Sehr geehrte Frau Präsidentin! Herr Minister Heil! Liebe Kolleginnen und Kollegen! Heute kommen vor allem gut Gebildete, unbefristet Beschäftigte in höheren Positionen in den Genuss von Weiterbildungen, die vom Arbeitgeber mitfinanziert werden. Andere hingegen wie Menschen in niedrigen Einkommensgruppen, geringer Qualifizierte oder Leiharbeiter werden von ihren Arbeitgebern weit weniger unterstützt und nehmen dadurch auch weit weniger an Weiterbildungen teil. Abgehängt sind erwerbslose Menschen. Von den erwerbslosen Hartz-IV-Beziehenden wurden im September 2017 nur 1,5 Prozent mit dem Ziel eines Berufsabschlusses gefördert. Nur 3,3 Prozent von ihnen nahmen an einer Fortbildung teil. Diese ohnehin schon jämmerlichen Zahlen sinken seit Jahren weiter. Das ist ein Armutszeugnis für diese Bundesregierung.
Den Geiz, nur wenige beruflich fortzubilden, können wir uns im Wandel der Arbeitswelt nicht mehr leisten.
Grundsätzlich stehen die Arbeitgeber in der Pflicht, ihre Belegschaften auf die Digitalisierung vorzubereiten, damit sie eine sichere Zukunft im Betrieb haben. Für benachteiligte Gruppen braucht es mehr als unverbindliche Chancen, sie brauchen Rechtsansprüche.
Sonst werden weiterhin primär die schon hoch qualifizierten Beschäftigten gefördert, und das ist völlig unzureichend.
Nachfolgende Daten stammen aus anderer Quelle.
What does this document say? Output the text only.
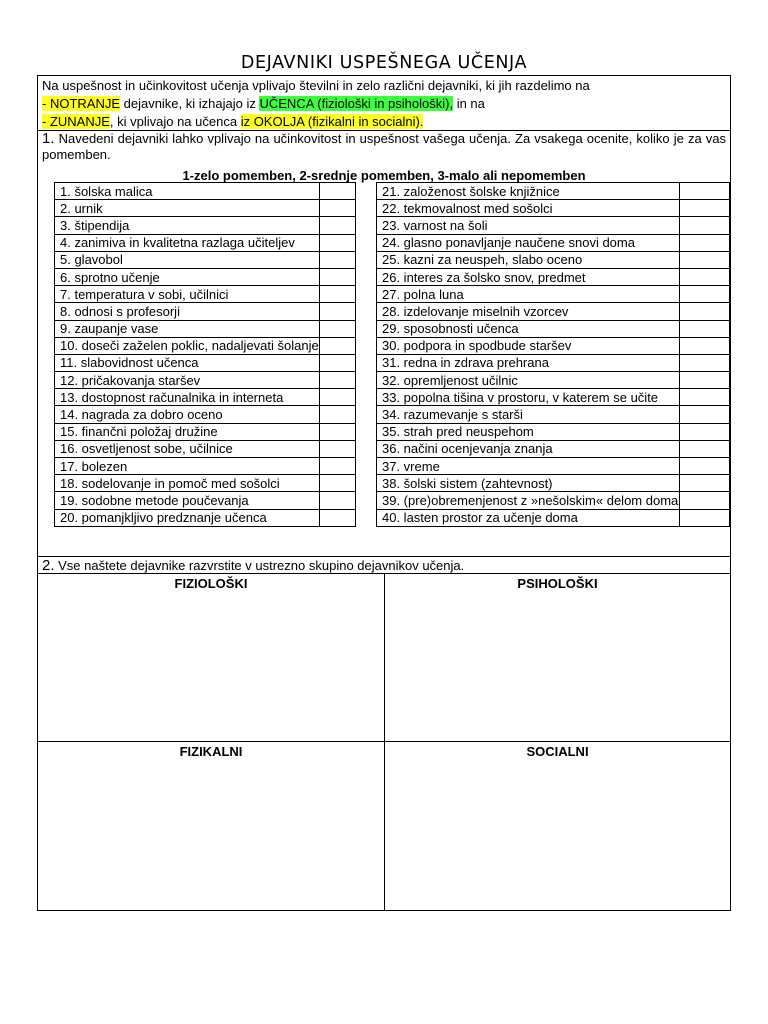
DEJAVNIKI USPEŠNEGA UČENJA
Na uspešnost in učinkovitost učenja vplivajo številni in zelo različni dejavniki, ki jih razdelimo na
- NOTRANJE dejavnike, ki izhajajo iz UČENCA (fiziološki in psihološki), in na
- ZUNANJE, ki vplivajo na učenca iz OKOLJA (fizikalni in socialni).
1. Navedeni dejavniki lahko vplivajo na učinkovitost in uspešnost vašega učenja. Za vsakega ocenite, koliko je za vas pomemben.
1-zelo pomemben, 2-srednje pomemben, 3-malo ali nepomemben
1. šolska malica	
2. urnik	
3. štipendija	
4. zanimiva in kvalitetna razlaga učiteljev	
5. glavobol	
6. sprotno učenje	
7. temperatura v sobi, učilnici	
8. odnosi s profesorji	
9. zaupanje vase	
10. doseči zaželen poklic, nadaljevati šolanje	
11. slabovidnost učenca	
12. pričakovanja staršev	
13. dostopnost računalnika in interneta	
14. nagrada za dobro oceno	
15. finančni položaj družine	
16. osvetljenost sobe, učilnice	
17. bolezen	
18. sodelovanje in pomoč med sošolci	
19. sodobne metode poučevanja	
20. pomanjkljivo predznanje učenca	
21. založenost šolske knjižnice	
22. tekmovalnost med sošolci	
23. varnost na šoli	
24. glasno ponavljanje naučene snovi doma	
25. kazni za neuspeh, slabo oceno	
26. interes za šolsko snov, predmet	
27. polna luna	
28. izdelovanje miselnih vzorcev	
29. sposobnosti učenca	
30. podpora in spodbude staršev	
31. redna in zdrava prehrana	
32. opremljenost učilnic	
33. popolna tišina v prostoru, v katerem se učite	
34. razumevanje s starši	
35. strah pred neuspehom	
36. načini ocenjevanja znanja	
37. vreme	
38. šolski sistem (zahtevnost)	
39. (pre)obremenjenost z »nešolskim« delom doma	
40. lasten prostor za učenje doma	
2. Vse naštete dejavnike razvrstite v ustrezno skupino dejavnikov učenja.
FIZIOLOŠKI	PSIHOLOŠKI
FIZIKALNI	SOCIALNI
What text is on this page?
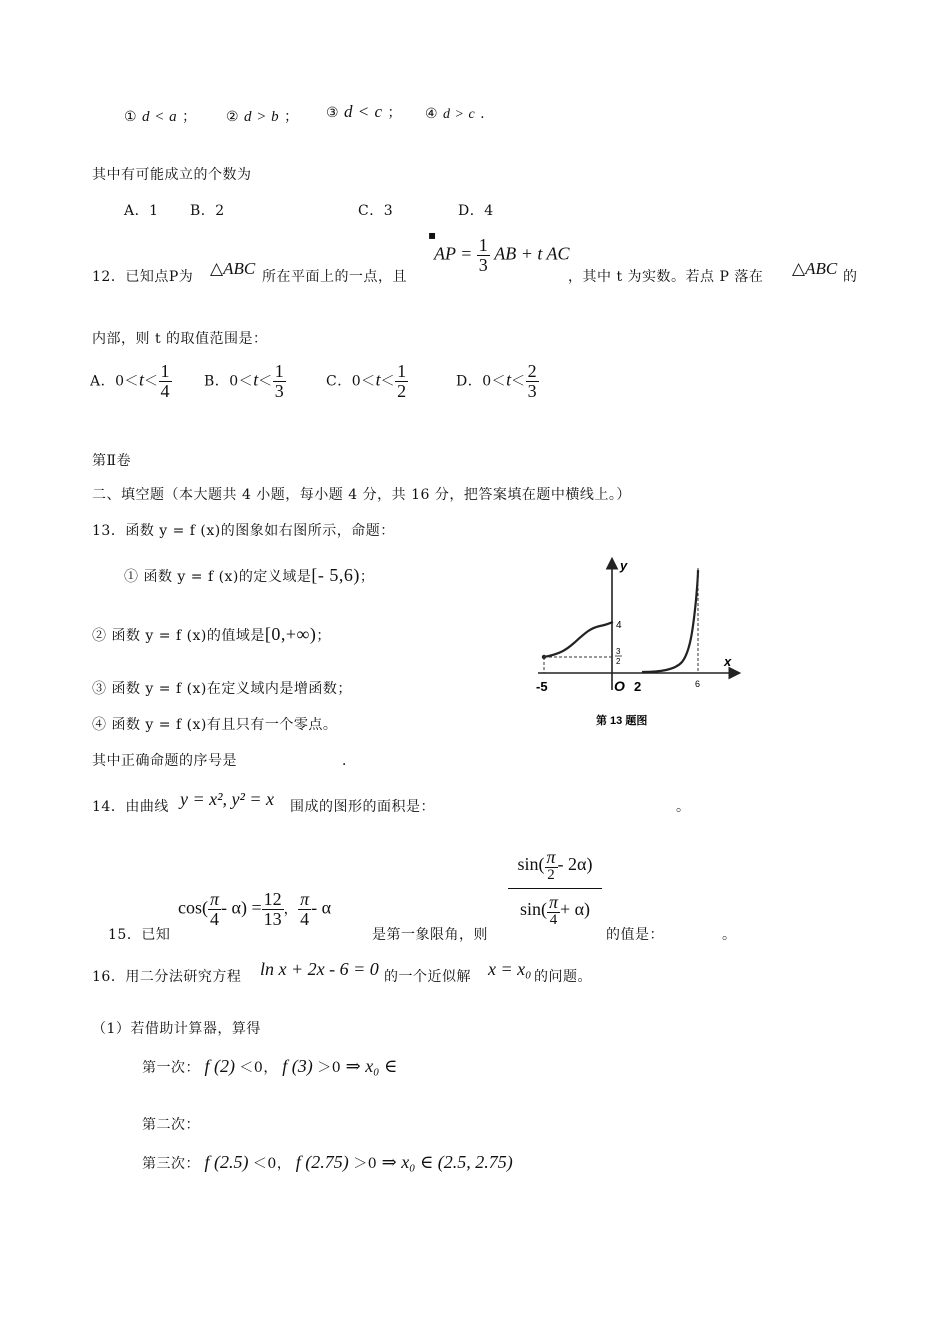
① d < a ； ② d > b ； ③ d < c ； ④ d > c .
其中有可能成立的个数为
A．1 B．2	C．3	D．4
12．已知点P为 △ABC 所在平面上的一点，且
▪
AP = $\frac{1}{3}$ AB + t AC
，其中 t 为实数。若点 P 落在 △ABC 的
内部，则 t 的取值范围是：
A．$0<t< \frac{1}{4}$ B．$0<t< \frac{1}{3}$	C．$0<t< \frac{1}{2}$	D．$0<t< \frac{2}{3}$
第Ⅱ卷
二、填空题（本大题共 4 小题，每小题 4 分，共 16 分，把答案填在题中横线上。）
13．函数 y = f (x)的图象如右图所示，命题：
① 函数 y = f (x)的定义域是[- 5,6)；
② 函数 y = f (x)的值域是[0,+∞)；
③ 函数 y = f (x)在定义域内是增函数；
④ 函数 y = f (x)有且只有一个零点。
其中正确命题的序号是	．
y
x
4
3
2
-5	O 2	6
第 13 题图
14．由曲线 y = x², y² = x 围成的图形的面积是：	。
15．已知
$\cos( \frac{\pi}{4} - \alpha) = \frac{12}{13}$ ， $\frac{\pi}{4}$ - α
是第一象限角，则
$\sin( \frac{\pi}{2} - 2\alpha)$
$\sin( \frac{\pi}{4} + \alpha)$
的值是：	。
16．用二分法研究方程 ln x + 2x - 6 = 0 的一个近似解 x = x₀ 的问题。
（1）若借助计算器，算得
第一次： f (2) ＜0， f (3) ＞0 ⇒ x₀ ∈
第二次：
第三次： f (2.5) ＜0， f (2.75) ＞0 ⇒ x₀ ∈ (2.5, 2.75)
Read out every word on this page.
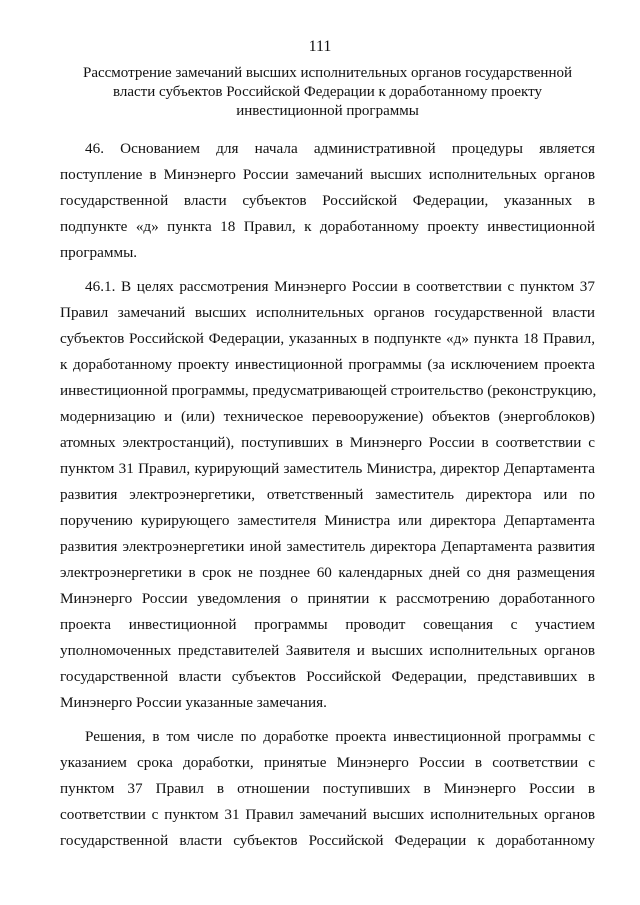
111
Рассмотрение замечаний высших исполнительных органов государственной
власти субъектов Российской Федерации к доработанному проекту
инвестиционной программы
46. Основанием для начала административной процедуры является
поступление в Минэнерго России замечаний высших исполнительных органов
государственной власти субъектов Российской Федерации, указанных в
подпункте «д» пункта 18 Правил, к доработанному проекту инвестиционной
программы.
46.1. В целях рассмотрения Минэнерго России в соответствии с пунктом 37
Правил замечаний высших исполнительных органов государственной власти
субъектов Российской Федерации, указанных в подпункте «д» пункта 18 Правил,
к доработанному проекту инвестиционной программы (за исключением проекта
инвестиционной программы, предусматривающей строительство (реконструкцию,
модернизацию и (или) техническое перевооружение) объектов (энергоблоков)
атомных электростанций), поступивших в Минэнерго России в соответствии с
пунктом 31 Правил, курирующий заместитель Министра, директор Департамента
развития электроэнергетики, ответственный заместитель директора или по
поручению курирующего заместителя Министра или директора Департамента
развития электроэнергетики иной заместитель директора Департамента развития
электроэнергетики в срок не позднее 60 календарных дней со дня размещения
Минэнерго России уведомления о принятии к рассмотрению доработанного
проекта инвестиционной программы проводит совещания с участием
уполномоченных представителей Заявителя и высших исполнительных органов
государственной власти субъектов Российской Федерации, представивших в
Минэнерго России указанные замечания.
Решения, в том числе по доработке проекта инвестиционной программы с
указанием срока доработки, принятые Минэнерго России в соответствии с
пунктом 37 Правил в отношении поступивших в Минэнерго России в
соответствии с пунктом 31 Правил замечаний высших исполнительных органов
государственной власти субъектов Российской Федерации к доработанному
Sie glauben, mit Ihrem Gesetz auf die veränderten Anforderungen des Arbeitsmarktes vorbereitet zu sein. Sie glauben, mit Ihrem Gesetz Beschäftigte präventiv vor technologiebedingter Arbeitslosigkeit zu schützen und gleichzeitig Unternehmen ausreichend mit Fachkräften zu versorgen. Sie haben überhaupt nicht verstanden, dass man Arbeitslosigkeit insbesondere dadurch bekämpft, dass man sich um diejenigen kümmert, die bereits arbeitslos sind.
Ich bin seit 2010 Vorstandsmitglied eines Vereins, der kostenlose und unabhängige Beratung für erwerbslose Menschen anbietet. Ich weiß, dass diese Menschen nur darauf warten, ihr Leben und das ihrer Familien zu verbessern. Deshalb darf es für sie nicht bei der bloßen Beratung bleiben.
Was nötig ist, sind nachhaltige und sinnvolle Weiterbildungsmaßnahmen, die dann auch tatsächlich gefördert werden. Das wäre der richtige Weg, anstatt Arbeitslose nach dem Prinzip der schnellen Vermittlung in prekäre und mies bezahlte Jobs zu drängen.
Was diese Menschen endlich brauchen, sind echte Perspektiven durch einen Rechtsanspruch auf Weiterbildung und auf einen Berufsabschluss.
Liebe Kolleginnen und Kollegen von Union und SPD, Sie werden an diesem Gesetz nicht lange Ihre Freude haben. Ich prophezeie, wir werden spätestens in einem Jahr – sofern die Koalition überhaupt so lange durchhält – erneut über dieses Gesetz beraten müssen; denn die Regelungen für Berufstätige und Betriebe sind viel zu eng und zu kleinlich, sie sind für die Erwerbslosen völlig unzureichend und zementieren deren ohnehin schon schwache Position am Arbeitsmarkt. Ihr guter Wille ist bestimmt vorhanden; aber die Umsetzung ist schlecht. Damit geben wir uns nicht zufrieden.